Записка о вспомогательном расследовании указывала, что банк и автосервис находились на расстоянии пешего перехода от кампуса. Детективы трижды прошли по маршруту, которым могла двигаться Лофтон, но не обнаружили ни одного свидетеля, ее запомнившего. Несмотря на все доводы, теория, которой придерживался мой брат и приведенная в другой записке о вспомогательном расследовании, гласила: Тереза Лофтон пропала в интервале после звонка механику, сделанного из детского сада, и до момента предполагаемого посещения банка, где ей следовало взять деньги для оплаты автосервиса.
В папке находилась также и хронология деятельности всей группы, назначенной для расследования по этому делу. Сначала четверо полицейских работали по делу полный день, с утра до вечера. Когда продвижение замедлилось и открылись новые дела, основные следственные действия совершали двое — Шон и Векслер.
Затем остался один Шон. Он не мог прекратить дело. Последнюю запись внесли в следственный журнал в день смерти Шона. Она занимала всего одну строку: «13 марта. РЭШЕР в „Стенли“. П/Д, инф. относительно Терри».
— Заканчивай, время.
Оторвавшись от бумаг, я увидел, как Векслер показывает на часы. Без ропота я закрыл папку.
— Что означает «Пэдэ»?
— Персональный доклад. Думаю, был звонок по телефону.
— Кто такой РЭШЕР?
— Этого мы не знаем. В телефонной книге нашлась пара созвучных фамилий. Мы вызвали этих людей, однако они не имели понятия, чего мы хотим добиться. Я пытался привлечь кое-каких спецов. Но, имея только фамилию, они просто не могли работать. Наконец, мы даже не знали, кто это был или есть. Мужчина это или женщина. Встречался ли с ним Шон или нет. И мы не нашли никого, ни в «Стенли», ни около, кто бы его видел.
— Зачем идти на встречу, не говоря ничего вам и не оставив никакой записки — куда и к кому он идет? И почему он отправился туда один?
— Кто знает? По этому делу мы получали столько звонков, что можно было записывать их целыми днями. Да он мог и не знать. Возможно, все, что он выяснил, — кто-то хочет с ним встретиться. Твой брат сильно на этом зациклился и мог пойти на встречу с любым — заяви тот, что имеет информацию по делу Лофтон. Пожалуй, открою тебе один секрет. Кое-чего здесь нет: просто Шону не хотелось, чтобы о нем говорили как о сумасшедшем. Но он ходил к парапсихологу. К медиуму, письмо которого есть в деле.
— И что он там накопал?
— Ничего. Какое-то дерьмо о том, что убийца рядом и он собирается сделать это снова. Впрочем, я думаю, так оно и есть... Ну, кроме шуток, судя по наколкам. В любом случае этого не будет в записях... всего, что касается парапсихолога. Не хочу, чтобы люди считали Мака психом.
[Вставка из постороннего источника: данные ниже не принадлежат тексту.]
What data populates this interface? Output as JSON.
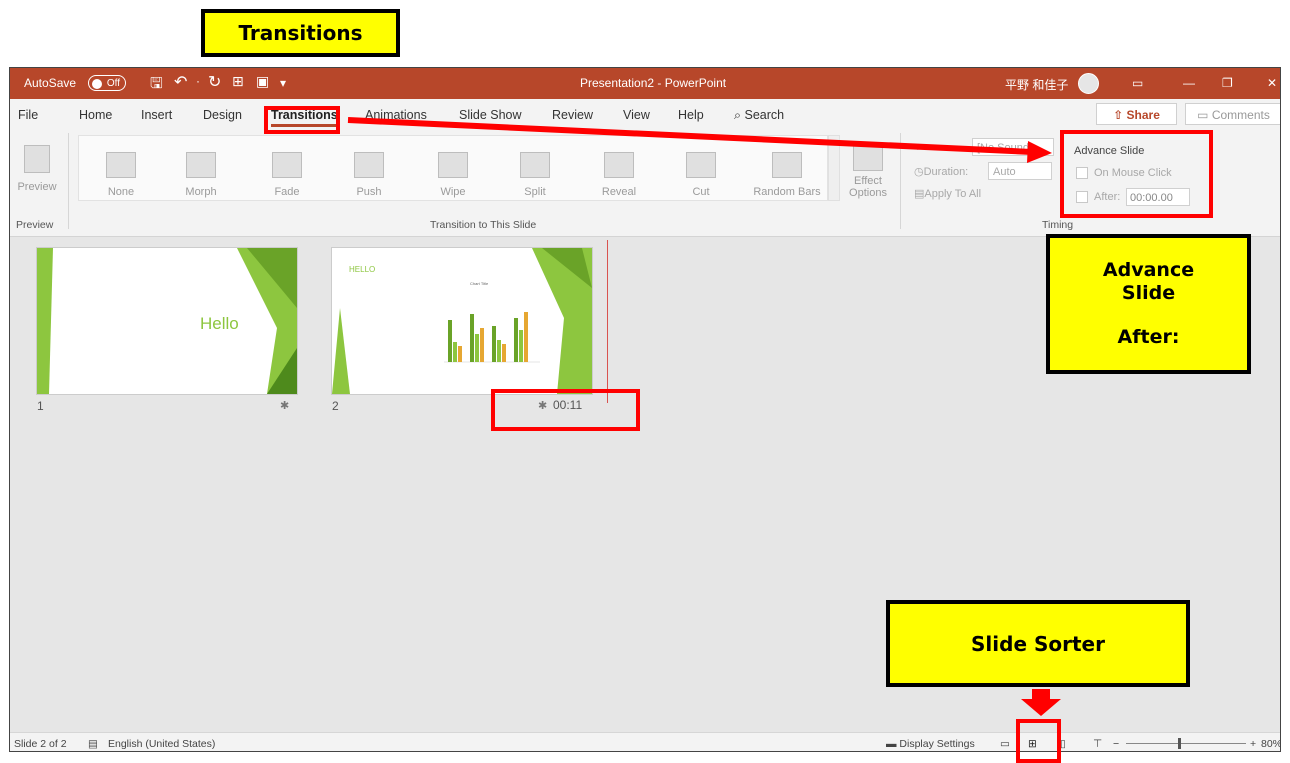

Недоставало только рассуждать об идиотизме всего, только что мной услышанного. Брат застрелился, а Векслер еще пытается оградить его образ от посягательств из-за того, что люди узнают о контакте Шона с парапсихологом.
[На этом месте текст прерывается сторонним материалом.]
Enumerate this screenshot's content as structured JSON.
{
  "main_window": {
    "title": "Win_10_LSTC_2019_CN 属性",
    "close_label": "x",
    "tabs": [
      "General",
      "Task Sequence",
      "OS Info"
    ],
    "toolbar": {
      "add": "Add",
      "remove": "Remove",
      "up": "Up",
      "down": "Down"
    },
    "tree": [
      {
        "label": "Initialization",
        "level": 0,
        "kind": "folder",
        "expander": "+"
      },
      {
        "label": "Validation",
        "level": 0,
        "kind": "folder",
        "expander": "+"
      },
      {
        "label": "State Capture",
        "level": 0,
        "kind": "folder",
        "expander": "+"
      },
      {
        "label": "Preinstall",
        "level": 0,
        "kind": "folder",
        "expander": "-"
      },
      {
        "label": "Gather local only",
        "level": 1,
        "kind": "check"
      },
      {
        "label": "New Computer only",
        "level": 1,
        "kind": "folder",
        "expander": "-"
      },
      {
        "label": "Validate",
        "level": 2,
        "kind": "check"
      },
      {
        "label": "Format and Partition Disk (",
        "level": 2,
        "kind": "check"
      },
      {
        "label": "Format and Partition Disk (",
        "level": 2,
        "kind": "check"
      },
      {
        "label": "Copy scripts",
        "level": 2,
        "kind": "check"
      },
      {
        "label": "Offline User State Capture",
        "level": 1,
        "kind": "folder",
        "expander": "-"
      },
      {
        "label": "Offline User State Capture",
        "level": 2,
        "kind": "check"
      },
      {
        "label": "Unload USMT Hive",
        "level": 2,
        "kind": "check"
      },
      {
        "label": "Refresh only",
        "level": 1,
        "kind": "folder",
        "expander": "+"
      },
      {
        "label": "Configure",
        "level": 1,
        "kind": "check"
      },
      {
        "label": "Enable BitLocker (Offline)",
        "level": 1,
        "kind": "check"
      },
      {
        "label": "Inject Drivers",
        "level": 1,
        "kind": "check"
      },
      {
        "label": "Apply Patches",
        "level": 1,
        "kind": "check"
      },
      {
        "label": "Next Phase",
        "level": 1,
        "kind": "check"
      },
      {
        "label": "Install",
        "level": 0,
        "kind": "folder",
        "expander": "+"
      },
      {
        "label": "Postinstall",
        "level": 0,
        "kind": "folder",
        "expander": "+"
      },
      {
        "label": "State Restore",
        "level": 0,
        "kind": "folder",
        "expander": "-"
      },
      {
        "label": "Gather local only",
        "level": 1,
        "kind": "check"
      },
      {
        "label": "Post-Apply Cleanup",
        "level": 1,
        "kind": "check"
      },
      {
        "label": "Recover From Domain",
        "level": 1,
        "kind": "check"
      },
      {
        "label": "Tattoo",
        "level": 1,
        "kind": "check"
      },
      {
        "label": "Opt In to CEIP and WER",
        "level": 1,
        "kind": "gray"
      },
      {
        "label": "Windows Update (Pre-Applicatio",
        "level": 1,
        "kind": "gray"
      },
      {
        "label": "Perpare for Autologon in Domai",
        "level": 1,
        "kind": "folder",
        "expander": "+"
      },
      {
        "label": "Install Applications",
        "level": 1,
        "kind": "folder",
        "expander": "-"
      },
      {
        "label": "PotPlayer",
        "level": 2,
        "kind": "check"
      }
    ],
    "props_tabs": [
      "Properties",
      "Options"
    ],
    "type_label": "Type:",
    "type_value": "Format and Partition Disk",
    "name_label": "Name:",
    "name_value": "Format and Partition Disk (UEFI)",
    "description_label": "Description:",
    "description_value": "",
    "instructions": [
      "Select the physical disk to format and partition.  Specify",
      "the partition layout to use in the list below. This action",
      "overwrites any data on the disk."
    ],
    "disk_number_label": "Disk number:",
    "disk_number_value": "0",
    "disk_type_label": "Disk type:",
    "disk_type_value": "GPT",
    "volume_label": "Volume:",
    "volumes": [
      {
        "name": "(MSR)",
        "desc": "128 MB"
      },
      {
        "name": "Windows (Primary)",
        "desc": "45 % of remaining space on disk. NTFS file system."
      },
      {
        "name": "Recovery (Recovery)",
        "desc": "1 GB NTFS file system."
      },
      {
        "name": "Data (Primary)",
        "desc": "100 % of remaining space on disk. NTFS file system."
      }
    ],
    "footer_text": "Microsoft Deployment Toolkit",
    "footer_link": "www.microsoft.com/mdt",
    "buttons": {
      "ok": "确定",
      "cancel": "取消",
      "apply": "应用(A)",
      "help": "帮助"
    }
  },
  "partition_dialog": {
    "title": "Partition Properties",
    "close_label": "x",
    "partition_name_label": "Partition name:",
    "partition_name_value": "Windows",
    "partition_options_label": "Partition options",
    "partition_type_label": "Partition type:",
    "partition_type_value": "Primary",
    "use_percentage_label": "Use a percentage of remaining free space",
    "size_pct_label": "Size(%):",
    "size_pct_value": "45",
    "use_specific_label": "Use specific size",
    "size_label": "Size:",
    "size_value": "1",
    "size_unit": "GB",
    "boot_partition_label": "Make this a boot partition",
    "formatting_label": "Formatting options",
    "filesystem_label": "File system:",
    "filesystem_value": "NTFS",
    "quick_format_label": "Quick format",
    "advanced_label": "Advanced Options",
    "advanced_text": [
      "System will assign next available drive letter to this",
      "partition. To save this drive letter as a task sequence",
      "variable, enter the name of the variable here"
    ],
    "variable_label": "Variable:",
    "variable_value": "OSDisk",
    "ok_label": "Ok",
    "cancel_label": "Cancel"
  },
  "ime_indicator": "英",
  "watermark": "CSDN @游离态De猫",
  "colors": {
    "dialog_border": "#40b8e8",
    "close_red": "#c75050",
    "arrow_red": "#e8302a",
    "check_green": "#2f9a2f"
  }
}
— Это не выйдет за пределы комнаты, — произнес я вслух. Помолчав немного, я добавил: — Так что ты сам думаешь насчет его последнего дня? Какова твоя версия? Не для записи, конечно.
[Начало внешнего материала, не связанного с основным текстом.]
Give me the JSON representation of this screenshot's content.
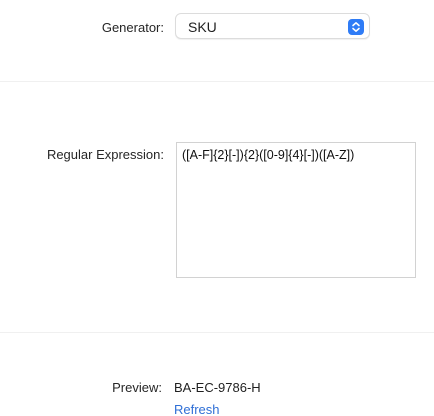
{
  "generator": {
    "label": "Generator:",
    "selected": "SKU"
  },
  "regex": {
    "label": "Regular Expression:",
    "value": "([A-F]{2}[-]){2}([0-9]{4}[-])([A-Z])"
  },
  "preview": {
    "label": "Preview:",
    "value": "BA-EC-9786-H",
    "refresh_label": "Refresh"
  },
  "colors": {
    "accent": "#2f7cf6",
    "link": "#2f6fd6"
  },
  "icons": {
    "popup_arrows": "chevron-up-down-icon"
  }
}
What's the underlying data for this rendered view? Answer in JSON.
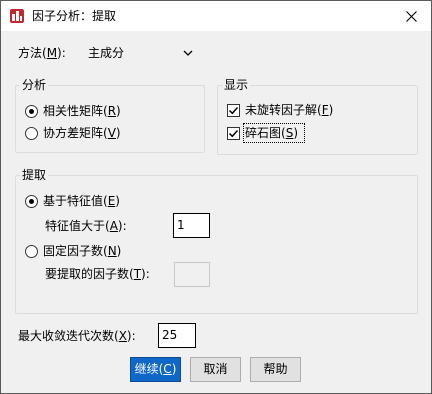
{
  "window": {
    "title": "因子分析：提取",
    "close_glyph": "✕"
  },
  "method": {
    "label_pre": "方法(",
    "label_key": "M",
    "label_post": "):",
    "selected": "主成分"
  },
  "analysis_group": {
    "title": "分析",
    "correlation": {
      "pre": "相关性矩阵(",
      "key": "R",
      "post": ")"
    },
    "covariance": {
      "pre": "协方差矩阵(",
      "key": "V",
      "post": ")"
    }
  },
  "display_group": {
    "title": "显示",
    "unrotated": {
      "pre": "未旋转因子解(",
      "key": "F",
      "post": ")"
    },
    "scree": {
      "pre": "碎石图(",
      "key": "S",
      "post": ")"
    }
  },
  "extract_group": {
    "title": "提取",
    "eigen_based": {
      "pre": "基于特征值(",
      "key": "E",
      "post": ")"
    },
    "eigen_gt": {
      "pre": "特征值大于(",
      "key": "A",
      "post": "):"
    },
    "eigen_value": "1",
    "fixed": {
      "pre": "固定因子数(",
      "key": "N",
      "post": ")"
    },
    "fixed_count": {
      "pre": "要提取的因子数(",
      "key": "T",
      "post": "):"
    },
    "fixed_value": ""
  },
  "max_iter": {
    "pre": "最大收敛迭代次数(",
    "key": "X",
    "post": "):",
    "value": "25"
  },
  "buttons": {
    "continue": {
      "pre": "继续(",
      "key": "C",
      "post": ")"
    },
    "cancel": "取消",
    "help": "帮助"
  }
}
— Моя версия? Она состоит в том, что Шон приехал туда, и, кто бы ни вызвал его на встречу, он так и не появился. Еще один тупик, и эта капля переполнила сосуд терпения. Он поехал к озеру и сделал то, что сделал... А ты действительно собираешься об этом написать?
— Не знаю. Просто думаю.
— Видишь ли, я не знал, как сказать, и все же теперь придется. Он был твоим братом, но также — моим другом. Я правда мог знать его ближе, чем ты. Оставь это. Пусть идет как идет.
Ответив, что подумаю, я сделал это лишь для того, чтобы он успокоился. Я уже все решил. Выйдя от Векса, я взглянул на часы, удостоверяясь: времени хватит, чтобы приехать в Эстес-парк до темноты.